Sono partiti con un minuto di silenzio, per le vittime di Parigi, i lavori relativi al G20 di Antalya, in Turchia, dal quale tra l’altro dovrebbe uscire proprio un documento ad hoc contro il terrorismo. Ed a margine del summit, in accordo con quanto è stato riportato dai media locali, c’è stato pure un colloquio privato da Vladimir Putin e Barack Obama in un ‘faccia a faccia’ non previsto che potrebbe essere decisivo al fine di poter fare dei passi in avanti nella risoluzione della crisi siriana.

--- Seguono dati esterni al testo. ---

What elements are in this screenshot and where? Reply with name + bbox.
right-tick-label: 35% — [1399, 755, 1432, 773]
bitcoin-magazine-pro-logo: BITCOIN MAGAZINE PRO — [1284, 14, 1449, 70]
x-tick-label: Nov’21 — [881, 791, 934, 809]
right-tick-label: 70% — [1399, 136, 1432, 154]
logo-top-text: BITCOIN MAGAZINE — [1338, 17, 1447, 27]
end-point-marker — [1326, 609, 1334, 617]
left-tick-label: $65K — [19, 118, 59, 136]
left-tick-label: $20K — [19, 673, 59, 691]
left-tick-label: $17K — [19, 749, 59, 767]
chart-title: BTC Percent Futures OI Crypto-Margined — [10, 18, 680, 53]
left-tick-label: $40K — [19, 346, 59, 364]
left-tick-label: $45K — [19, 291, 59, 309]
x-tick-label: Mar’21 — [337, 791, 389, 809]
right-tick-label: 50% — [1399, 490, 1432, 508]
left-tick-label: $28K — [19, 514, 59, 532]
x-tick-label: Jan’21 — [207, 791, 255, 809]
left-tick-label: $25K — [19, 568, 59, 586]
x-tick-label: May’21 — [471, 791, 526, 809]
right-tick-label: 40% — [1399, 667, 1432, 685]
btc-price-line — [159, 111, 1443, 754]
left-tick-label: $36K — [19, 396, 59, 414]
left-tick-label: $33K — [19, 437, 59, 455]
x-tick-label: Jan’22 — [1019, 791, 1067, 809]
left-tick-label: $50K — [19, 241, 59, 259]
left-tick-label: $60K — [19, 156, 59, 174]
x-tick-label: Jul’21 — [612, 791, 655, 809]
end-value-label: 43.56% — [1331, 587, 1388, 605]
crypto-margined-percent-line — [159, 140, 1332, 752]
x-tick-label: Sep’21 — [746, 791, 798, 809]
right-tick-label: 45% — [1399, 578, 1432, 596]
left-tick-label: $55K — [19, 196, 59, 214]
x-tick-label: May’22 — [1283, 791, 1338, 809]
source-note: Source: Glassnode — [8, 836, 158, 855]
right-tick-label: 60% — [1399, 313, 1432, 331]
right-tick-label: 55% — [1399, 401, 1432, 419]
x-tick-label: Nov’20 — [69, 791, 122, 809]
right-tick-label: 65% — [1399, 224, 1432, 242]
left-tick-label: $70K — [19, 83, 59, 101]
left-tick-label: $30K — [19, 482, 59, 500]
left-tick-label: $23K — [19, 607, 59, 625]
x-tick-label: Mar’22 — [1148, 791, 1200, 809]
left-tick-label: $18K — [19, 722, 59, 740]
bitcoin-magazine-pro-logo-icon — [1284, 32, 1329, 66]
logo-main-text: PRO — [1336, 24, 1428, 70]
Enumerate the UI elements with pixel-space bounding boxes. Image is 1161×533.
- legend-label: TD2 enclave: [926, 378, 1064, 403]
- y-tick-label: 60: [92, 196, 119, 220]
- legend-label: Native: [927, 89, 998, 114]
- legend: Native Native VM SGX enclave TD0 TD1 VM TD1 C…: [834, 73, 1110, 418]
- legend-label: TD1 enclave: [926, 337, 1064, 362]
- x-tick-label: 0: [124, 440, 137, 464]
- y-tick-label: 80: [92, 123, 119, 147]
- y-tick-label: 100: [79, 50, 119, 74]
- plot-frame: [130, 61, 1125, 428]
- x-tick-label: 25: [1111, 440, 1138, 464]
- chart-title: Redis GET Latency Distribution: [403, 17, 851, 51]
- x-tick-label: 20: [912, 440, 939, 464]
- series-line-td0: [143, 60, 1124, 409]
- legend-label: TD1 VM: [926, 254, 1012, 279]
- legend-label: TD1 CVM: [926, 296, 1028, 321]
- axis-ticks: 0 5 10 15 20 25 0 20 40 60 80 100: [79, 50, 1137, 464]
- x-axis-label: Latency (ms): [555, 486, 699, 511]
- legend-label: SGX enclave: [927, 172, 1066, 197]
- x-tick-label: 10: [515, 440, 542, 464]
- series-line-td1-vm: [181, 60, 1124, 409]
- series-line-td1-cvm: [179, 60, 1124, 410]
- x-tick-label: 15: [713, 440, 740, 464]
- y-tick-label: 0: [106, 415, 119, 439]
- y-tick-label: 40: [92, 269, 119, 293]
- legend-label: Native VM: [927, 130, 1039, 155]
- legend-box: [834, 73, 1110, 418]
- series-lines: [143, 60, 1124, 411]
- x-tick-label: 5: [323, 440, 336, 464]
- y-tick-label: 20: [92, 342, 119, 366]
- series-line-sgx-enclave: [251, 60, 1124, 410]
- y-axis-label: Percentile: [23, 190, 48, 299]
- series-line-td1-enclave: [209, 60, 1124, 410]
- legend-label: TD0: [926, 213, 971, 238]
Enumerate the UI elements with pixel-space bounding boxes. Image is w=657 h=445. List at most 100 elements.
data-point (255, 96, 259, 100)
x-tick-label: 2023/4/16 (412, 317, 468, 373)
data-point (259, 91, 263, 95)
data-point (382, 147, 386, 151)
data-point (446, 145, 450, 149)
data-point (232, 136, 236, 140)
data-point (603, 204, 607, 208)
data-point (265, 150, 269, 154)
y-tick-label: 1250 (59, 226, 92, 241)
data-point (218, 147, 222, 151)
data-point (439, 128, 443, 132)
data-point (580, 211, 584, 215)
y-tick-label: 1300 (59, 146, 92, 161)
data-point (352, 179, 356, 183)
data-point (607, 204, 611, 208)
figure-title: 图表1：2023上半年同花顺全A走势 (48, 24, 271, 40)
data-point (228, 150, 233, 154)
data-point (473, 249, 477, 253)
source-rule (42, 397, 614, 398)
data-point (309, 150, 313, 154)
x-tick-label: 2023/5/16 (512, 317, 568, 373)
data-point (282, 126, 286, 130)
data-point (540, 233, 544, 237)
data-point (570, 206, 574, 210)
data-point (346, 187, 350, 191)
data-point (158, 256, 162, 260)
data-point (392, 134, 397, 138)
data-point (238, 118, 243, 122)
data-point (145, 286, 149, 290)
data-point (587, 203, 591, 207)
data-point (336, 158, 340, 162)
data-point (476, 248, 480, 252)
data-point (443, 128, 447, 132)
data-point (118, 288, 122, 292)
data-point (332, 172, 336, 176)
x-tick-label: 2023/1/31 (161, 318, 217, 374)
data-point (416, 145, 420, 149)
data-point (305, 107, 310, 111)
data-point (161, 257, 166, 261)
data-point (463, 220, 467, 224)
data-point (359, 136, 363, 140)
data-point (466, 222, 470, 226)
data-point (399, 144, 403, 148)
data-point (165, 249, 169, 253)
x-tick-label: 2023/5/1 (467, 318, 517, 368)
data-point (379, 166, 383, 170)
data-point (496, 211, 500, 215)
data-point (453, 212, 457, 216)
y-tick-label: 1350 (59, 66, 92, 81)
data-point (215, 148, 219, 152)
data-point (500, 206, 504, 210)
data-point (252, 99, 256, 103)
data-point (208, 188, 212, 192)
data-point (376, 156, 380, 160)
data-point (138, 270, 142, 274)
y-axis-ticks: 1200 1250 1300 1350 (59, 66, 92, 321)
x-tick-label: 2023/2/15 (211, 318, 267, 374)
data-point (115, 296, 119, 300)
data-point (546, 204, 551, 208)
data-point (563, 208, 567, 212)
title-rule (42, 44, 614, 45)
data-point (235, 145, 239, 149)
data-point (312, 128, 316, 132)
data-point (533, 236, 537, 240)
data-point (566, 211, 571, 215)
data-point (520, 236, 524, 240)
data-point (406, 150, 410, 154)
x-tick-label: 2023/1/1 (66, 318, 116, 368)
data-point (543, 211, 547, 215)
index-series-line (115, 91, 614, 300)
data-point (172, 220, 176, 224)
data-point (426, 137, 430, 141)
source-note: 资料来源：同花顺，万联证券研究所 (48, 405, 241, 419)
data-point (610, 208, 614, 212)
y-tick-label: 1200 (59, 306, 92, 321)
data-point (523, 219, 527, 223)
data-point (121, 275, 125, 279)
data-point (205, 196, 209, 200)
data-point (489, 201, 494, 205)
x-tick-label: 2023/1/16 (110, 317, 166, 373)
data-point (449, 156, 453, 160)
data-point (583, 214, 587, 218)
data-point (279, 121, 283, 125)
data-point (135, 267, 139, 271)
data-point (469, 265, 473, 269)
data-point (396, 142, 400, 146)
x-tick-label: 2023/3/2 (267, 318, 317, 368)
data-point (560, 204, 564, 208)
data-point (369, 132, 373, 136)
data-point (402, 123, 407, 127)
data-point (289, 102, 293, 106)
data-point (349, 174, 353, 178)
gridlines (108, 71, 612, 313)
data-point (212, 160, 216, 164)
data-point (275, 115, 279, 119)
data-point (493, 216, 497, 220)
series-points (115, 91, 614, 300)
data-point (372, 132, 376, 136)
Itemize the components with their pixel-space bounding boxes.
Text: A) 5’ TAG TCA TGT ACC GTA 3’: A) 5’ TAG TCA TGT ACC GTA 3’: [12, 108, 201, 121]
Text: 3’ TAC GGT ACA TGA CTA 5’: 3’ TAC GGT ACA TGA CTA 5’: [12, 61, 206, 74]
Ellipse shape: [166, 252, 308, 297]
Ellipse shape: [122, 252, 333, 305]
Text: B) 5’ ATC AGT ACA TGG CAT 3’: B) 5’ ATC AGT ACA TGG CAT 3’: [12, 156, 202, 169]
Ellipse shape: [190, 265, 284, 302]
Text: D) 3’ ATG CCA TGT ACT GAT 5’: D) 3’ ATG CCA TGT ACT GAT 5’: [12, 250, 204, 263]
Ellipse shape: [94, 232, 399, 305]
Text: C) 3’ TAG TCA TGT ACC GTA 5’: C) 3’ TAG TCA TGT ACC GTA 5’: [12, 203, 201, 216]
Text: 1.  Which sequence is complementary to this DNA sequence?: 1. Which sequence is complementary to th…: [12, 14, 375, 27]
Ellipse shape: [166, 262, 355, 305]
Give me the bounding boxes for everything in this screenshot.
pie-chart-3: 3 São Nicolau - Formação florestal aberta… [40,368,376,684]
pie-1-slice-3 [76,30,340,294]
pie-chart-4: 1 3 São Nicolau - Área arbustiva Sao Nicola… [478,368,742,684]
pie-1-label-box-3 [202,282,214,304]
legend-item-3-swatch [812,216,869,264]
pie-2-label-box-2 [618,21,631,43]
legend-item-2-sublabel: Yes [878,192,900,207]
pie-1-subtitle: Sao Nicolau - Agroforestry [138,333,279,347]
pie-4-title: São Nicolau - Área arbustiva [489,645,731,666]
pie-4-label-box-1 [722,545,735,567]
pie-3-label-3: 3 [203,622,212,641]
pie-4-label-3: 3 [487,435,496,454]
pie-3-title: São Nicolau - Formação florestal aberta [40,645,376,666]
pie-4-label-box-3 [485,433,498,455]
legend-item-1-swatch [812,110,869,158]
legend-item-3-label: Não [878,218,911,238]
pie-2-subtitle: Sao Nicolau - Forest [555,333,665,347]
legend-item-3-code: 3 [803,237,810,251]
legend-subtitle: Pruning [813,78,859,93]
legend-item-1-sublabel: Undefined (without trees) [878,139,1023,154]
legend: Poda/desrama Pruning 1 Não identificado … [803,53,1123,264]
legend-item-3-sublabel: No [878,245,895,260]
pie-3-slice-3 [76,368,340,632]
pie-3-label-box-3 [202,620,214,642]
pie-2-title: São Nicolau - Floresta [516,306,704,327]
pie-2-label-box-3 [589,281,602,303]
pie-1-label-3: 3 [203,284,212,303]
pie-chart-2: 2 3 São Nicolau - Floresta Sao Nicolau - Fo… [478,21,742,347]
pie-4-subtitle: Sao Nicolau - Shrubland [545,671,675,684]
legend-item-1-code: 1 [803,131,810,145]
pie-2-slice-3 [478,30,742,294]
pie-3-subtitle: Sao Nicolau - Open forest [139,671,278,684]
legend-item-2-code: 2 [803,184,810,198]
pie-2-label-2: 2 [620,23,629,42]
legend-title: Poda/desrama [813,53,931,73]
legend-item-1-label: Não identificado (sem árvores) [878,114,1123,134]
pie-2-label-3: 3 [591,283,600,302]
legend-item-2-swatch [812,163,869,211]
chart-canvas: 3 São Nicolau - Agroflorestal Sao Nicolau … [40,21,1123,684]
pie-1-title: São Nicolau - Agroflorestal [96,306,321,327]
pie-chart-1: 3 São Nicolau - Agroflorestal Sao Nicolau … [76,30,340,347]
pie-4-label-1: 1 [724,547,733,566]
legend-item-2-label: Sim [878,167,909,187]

Dopo Parigi il G20 non sia solo un altro summit: le parole non bastano, è il momento di agire’. Queste, intanto, sono state le parole di Donald Tusk, presidente del Consiglio europeo, in avvio dei lavori per il G20 il cui svolgimento avviene in concomitanza con la decisione della Francia di dare subito una ferma risposta alla strage di Parigi con raid aerei su quella che viene considerata la capitale dello Stato Islamico, ovverosia la città di Raqqa, in Siria.

In merito è stato Ben Rhodes, il consigliere del Presidente degli Stati Uniti Barack Obama per la sicurezza nazionale, a dichiarare a margine dei lavori per il G20 che gli Usa stanno lavorando proprio con la Francia per intensificare i raid aerei non solo in Siria, ma anche in Iraq. Al G20 di Antalya presente pure il Presidente del Consiglio Matteo Renzi che ha messo in evidenza, tra l’altro, il ‘riconoscimento per alcuni traguardi raggiunti dal nostro Paese, che è stato più volte citato‘.